Ayrıca Çin yönetimi para birimi Yuan’ın değer kaybını önlemiyor, aksine ihracatta rekabet gücü kazanmak için örtülü destekliyor. Ağustos başında 1 dolar karşısında 7 Yuan eşiği aşılınca, Yuan son 8 yılın en düşük değerine geriledi. ABD Hazine Bakanlığı bu gelişme üzerine Ağustos ayı başında Çin’i döviz kuru manipülatörü ilan etti ve ilave tedbirler almakla tehdit etti. Bu şartlar altında ticaret savaşının ardından döviz kuru savaşları da başlamış oldu. ABD, doların değer kaybetmesini ve ekonominin canlandırılmasını hedefliyor.

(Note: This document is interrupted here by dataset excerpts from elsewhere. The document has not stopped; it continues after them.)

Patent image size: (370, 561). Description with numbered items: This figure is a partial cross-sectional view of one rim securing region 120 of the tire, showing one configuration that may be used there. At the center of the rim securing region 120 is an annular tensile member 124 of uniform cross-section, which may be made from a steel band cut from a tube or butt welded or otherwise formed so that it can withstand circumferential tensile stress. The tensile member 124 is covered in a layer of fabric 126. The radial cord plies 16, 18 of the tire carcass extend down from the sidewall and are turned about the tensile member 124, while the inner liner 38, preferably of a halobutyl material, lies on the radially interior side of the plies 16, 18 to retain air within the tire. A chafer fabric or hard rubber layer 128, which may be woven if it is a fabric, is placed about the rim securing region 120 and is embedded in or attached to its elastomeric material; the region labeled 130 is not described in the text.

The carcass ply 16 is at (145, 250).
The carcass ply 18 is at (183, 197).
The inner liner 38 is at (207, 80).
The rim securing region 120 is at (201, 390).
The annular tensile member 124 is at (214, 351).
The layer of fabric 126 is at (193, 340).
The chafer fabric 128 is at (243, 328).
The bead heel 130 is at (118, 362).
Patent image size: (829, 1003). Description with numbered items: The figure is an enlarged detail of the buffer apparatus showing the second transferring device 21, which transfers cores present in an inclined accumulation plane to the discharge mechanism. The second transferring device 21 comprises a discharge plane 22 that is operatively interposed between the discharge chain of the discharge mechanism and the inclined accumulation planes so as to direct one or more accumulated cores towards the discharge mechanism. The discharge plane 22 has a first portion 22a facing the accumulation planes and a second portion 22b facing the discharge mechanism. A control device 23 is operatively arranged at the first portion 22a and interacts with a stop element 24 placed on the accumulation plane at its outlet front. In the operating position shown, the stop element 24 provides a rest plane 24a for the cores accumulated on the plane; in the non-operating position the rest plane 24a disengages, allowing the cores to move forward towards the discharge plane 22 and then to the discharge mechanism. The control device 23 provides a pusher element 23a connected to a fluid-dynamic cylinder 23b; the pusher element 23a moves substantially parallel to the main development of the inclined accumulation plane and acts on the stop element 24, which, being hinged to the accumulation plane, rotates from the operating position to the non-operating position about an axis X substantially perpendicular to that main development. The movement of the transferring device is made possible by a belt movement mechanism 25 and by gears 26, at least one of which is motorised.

Karşılıklı ticarette gümrük vergilerini arttırma yani ticaret savaşı her iki ülke ABD ve Çin ekonomilerini yavaşlattığı gibi, dünya ekonomisini de yavaşlatmakta, dünya ticaretini geriletmekte, borsalarda ve döviz kurlarında, özellikle gelişmekte olan ülkelerin para birimlerinde gerilemeye sebep olmaktadır. Bu tablo karşısında ABD ve Çin yönetimlerinin, ucu kendi ekonomilerine dokunduğu için, yakın zamanda tekrar müzakere masasına oturma ve bir anlaşma zemini aramaları şaşırtıcı olmamalı.

ABD Merkez Bankası Fed ekonomideki yavaşlama karşısında, Temmuz sonunda 0,25 puanlık faiz indirimine gitti, faiz oranını yüzde 2 – 2,25 aralığına çekti. Bunun üzerine gelişmekte olan ülkelerin Merkez Bankaları da ekonomilerdeki yavaşlama karşısında Ağustos ayı başında faiz indirimi yaptılar.

Japonya ekonomisinde de durgunluğa geçiş sancıları yaşanırken, Avrupa Birliği’nin motoru sayılan Almanya, Fransa, İngiltere ve İtalya ekonomilerinde büyüme oranları gerilemekte, güven endeksleri düşme eğilimindedir. Bu durumda AB Merkez Bankası tarafında, üye ülkelerde ve Japonya’da ekonomiyi canlandırma amaçlı yeni genişlemeci tedbirler yakın tarihte beklenmektedir.

Diğer taraftan, 2018’in Ağustos ayında ağır bir döviz kuru saldırısı ile karşılaşan Türkiye ekonomisi 2018 sonbaharında mali piyasalarda dengelenme sürecine ulaşırken, 2019’un ikinci yarısından itibaren de reel ekonomide ve imalat sanayiinde dengelenme sürecine girmiş bulunmaktadır. 2019 1.çeyrekte milli gelir yıllık bazda yüzde 2,6 azalırken, 2018’in son çeyreğine göre ise yüzde 1,3 büyüme gösterdi.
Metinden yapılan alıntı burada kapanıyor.